Meningioma
Sintomas, diagnóstico e tratamento.
O que é o meningioma?

Tumor cerebral geralmente benigno, mas que pode exigir acompanhamento especializado.
O meningioma é um dos tumores intracranianos mais frequentes. Na maioria dos casos, trata-se de uma lesão benigna, de crescimento lento, que se origina nas meninges — as membranas que revestem o cérebro.
Apesar de seu comportamento geralmente indolente, o meningioma pode causar sintomas importantes dependendo de sua localização e tamanho.
O meningioma é um tumor que se desenvolve a partir das meninges, estruturas que envolvem e protegem o cérebro e a medula espinhal.

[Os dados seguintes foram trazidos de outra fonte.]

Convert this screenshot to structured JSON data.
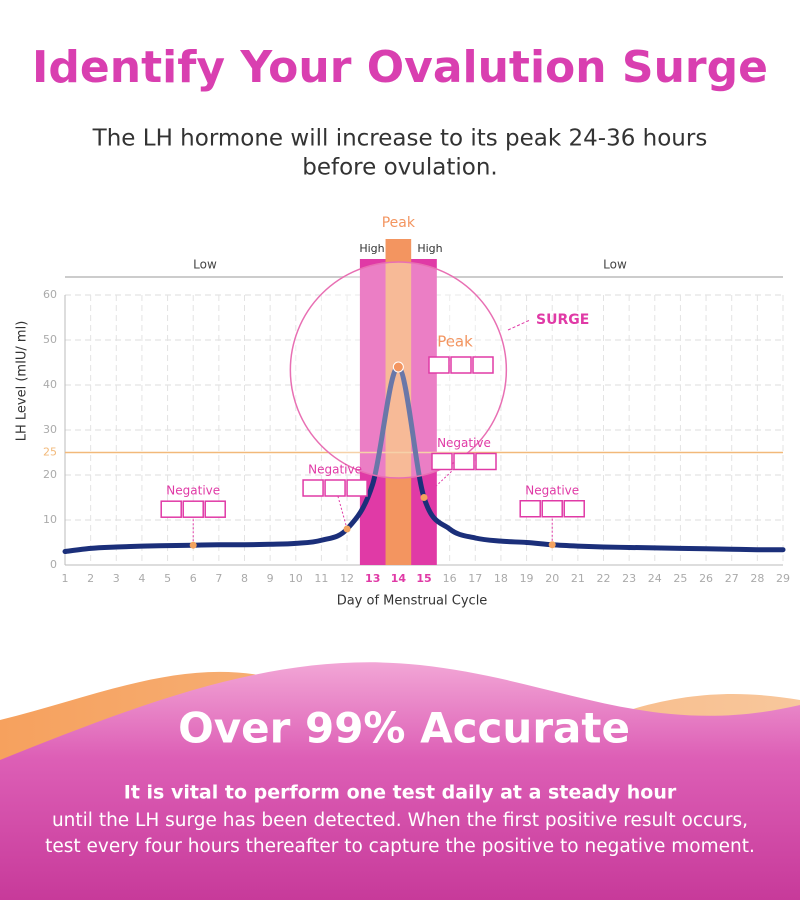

Diferentemente dos tumores que se originam do tecido cerebral, o meningioma cresce a partir dessas membranas externas, podendo comprimir o cérebro à medida que aumenta de tamanho.
Características gerais:
✔ Crescimento geralmente lento
✔ Predominantemente benigno
✔ Pode permanecer estável por anos
✔ Mais comum em mulheres
✔ Maior incidência após os 40 anos
Meningioma é câncer?
Na grande maioria dos casos, não.
Os meningiomas são classificados em graus, de acordo com características microscópicas:
Grau I (benigno) – mais frequente
Grau II (atípico) – comportamento intermediário
Grau III (anaplásico) – raro e mais agressivo A maioria absoluta pertence ao grau I.

Quais são os sintomas?
Os sintomas dependem da localização do tumor.

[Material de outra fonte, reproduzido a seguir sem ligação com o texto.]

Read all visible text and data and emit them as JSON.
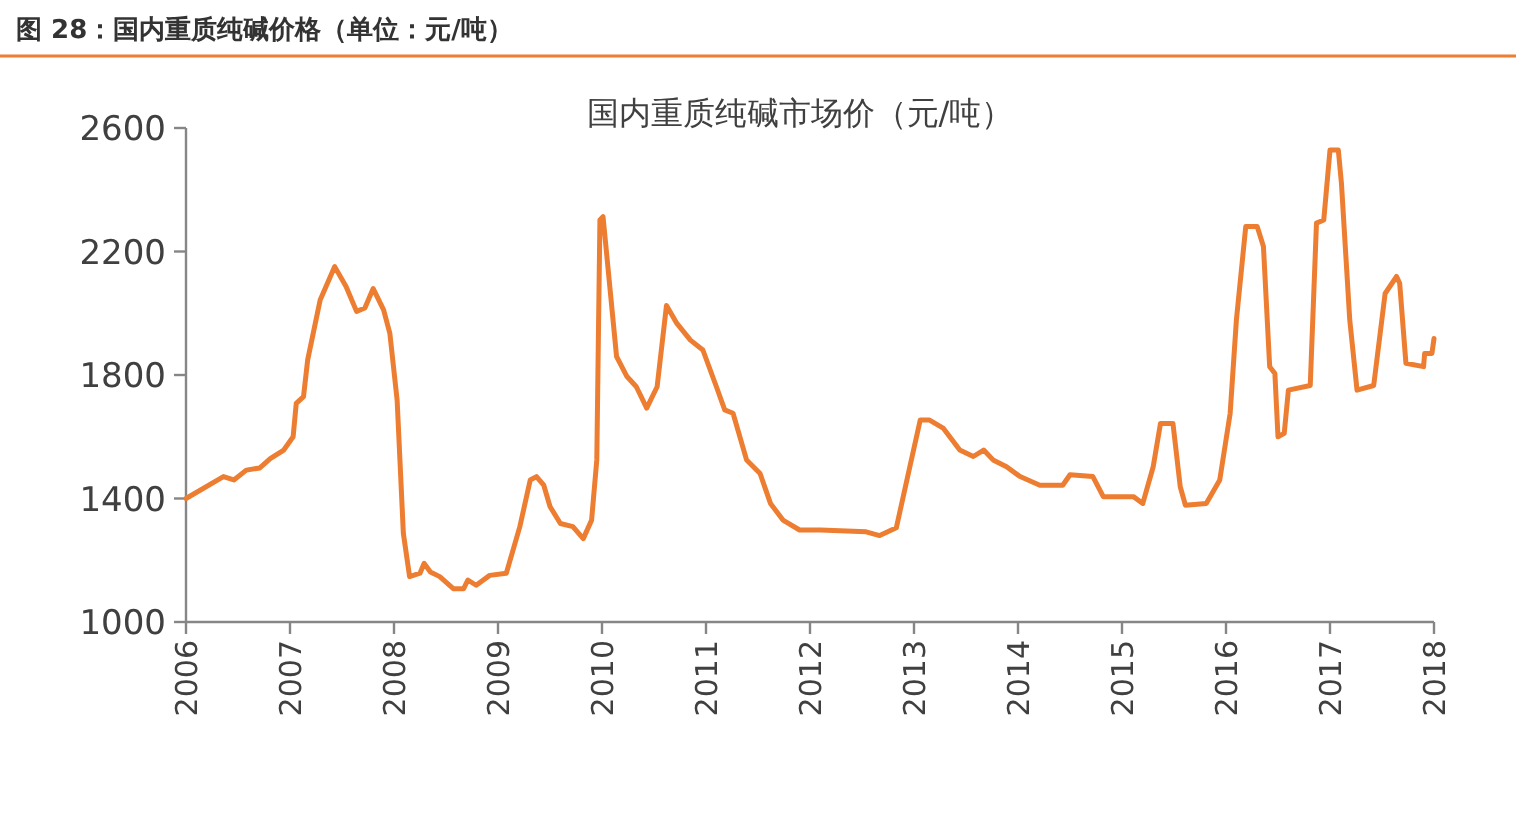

Alguns pacientes permanecem assintomáticos por longos períodos, especialmente quando o tumor é pequeno.
Quando há sintomas, podem incluir:
Dor de cabeça progressiva
Alterações visuais
Fraqueza em membros
Alterações cognitivas
Crises convulsivas
Alterações de equilíbrio
Disfução de nervos cranianos (alteração de deglutição, paralisia facial, perda de audição, dormência na face etc.)

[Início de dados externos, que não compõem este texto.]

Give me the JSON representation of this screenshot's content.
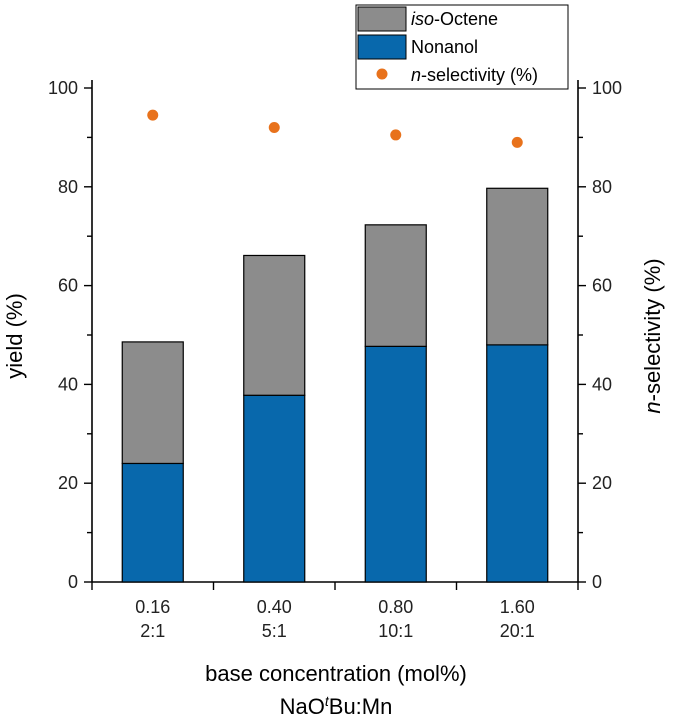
{
  "chart_data": {
    "type": "bar",
    "stacked": true,
    "categories": [
      "0.16",
      "0.40",
      "0.80",
      "1.60"
    ],
    "category_sublabels": [
      "2:1",
      "5:1",
      "10:1",
      "20:1"
    ],
    "series": [
      {
        "name": "Nonanol",
        "color": "#0868AC",
        "values": [
          24.0,
          37.8,
          47.7,
          48.0
        ]
      },
      {
        "name": "iso-Octene",
        "color": "#8C8C8C",
        "values": [
          24.6,
          28.3,
          24.6,
          31.7
        ]
      }
    ],
    "secondary_series": {
      "name": "n-selectivity (%)",
      "name_prefix_italic": "n",
      "name_suffix": "-selectivity (%)",
      "type": "scatter",
      "color": "#E8721C",
      "values": [
        94.5,
        92.0,
        90.5,
        89.0
      ]
    },
    "legend": {
      "position": "top-right",
      "entries": [
        {
          "italic": "iso",
          "rest": "-Octene"
        },
        {
          "italic": "",
          "rest": "Nonanol"
        },
        {
          "italic": "n",
          "rest": "-selectivity (%)"
        }
      ]
    },
    "xlabel_line1": "base concentration (mol%)",
    "xlabel_line2": {
      "pre": "NaO",
      "sup": "t",
      "post": "Bu:Mn"
    },
    "ylabel": "yield (%)",
    "y2label": {
      "italic": "n",
      "rest": "-selectivity (%)",
      "color": "#E8721C"
    },
    "ylim": [
      0,
      100
    ],
    "y2lim": [
      0,
      100
    ],
    "yticks": [
      0,
      20,
      40,
      60,
      80,
      100
    ],
    "grid": false
  }
}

Como é feito o diagnóstico dos meningiomas
O diagnóstico é realizado por meio de exames de imagem, principalmente:
- Ressonância magnética com contraste- Tomografia computadorizada (em casos selecionados)
A ressonância permite avaliar:
Tamanho do tumor Localização exata Relação com estruturas relevantes (artérias, veias e nervos)
Presença de edema cerebral.
Todo meningioma precisa de cirurgia?
Não.
A decisão depende de múltiplos fatores:
✔ Tamanho
✔ Localização
✔ Velocidade de crescimento
✔ Presença de sintomas
✔ Idade e condição clínica do paciente
Meningiomas pequenos e assintomáticos podem ser apenas acompanhados com exames periódicos, desde que não estejam próximos de estruturas relevantes do cérebro (veias, artérias, nervos ou áreas cerebrais eloquentes, como as áreas da fala, visão e mobilidade).
Tumores grandes devem sempre ser tratados.
O tratamento dos meningiomas pode ser realizado de duas formas: por cirurgia ou por radiocirurgia.
O tratamento curativo dos meningiomas é a remoção cirúrgica da lesão.
Os riscos da cirurgia dependem de sua localização e tamanho. De maneira geral, quando realizada em centros de referência e por cirurgiões experientes nesse tipo de procedimento, a cirurgia costuma ser segura e eficiente.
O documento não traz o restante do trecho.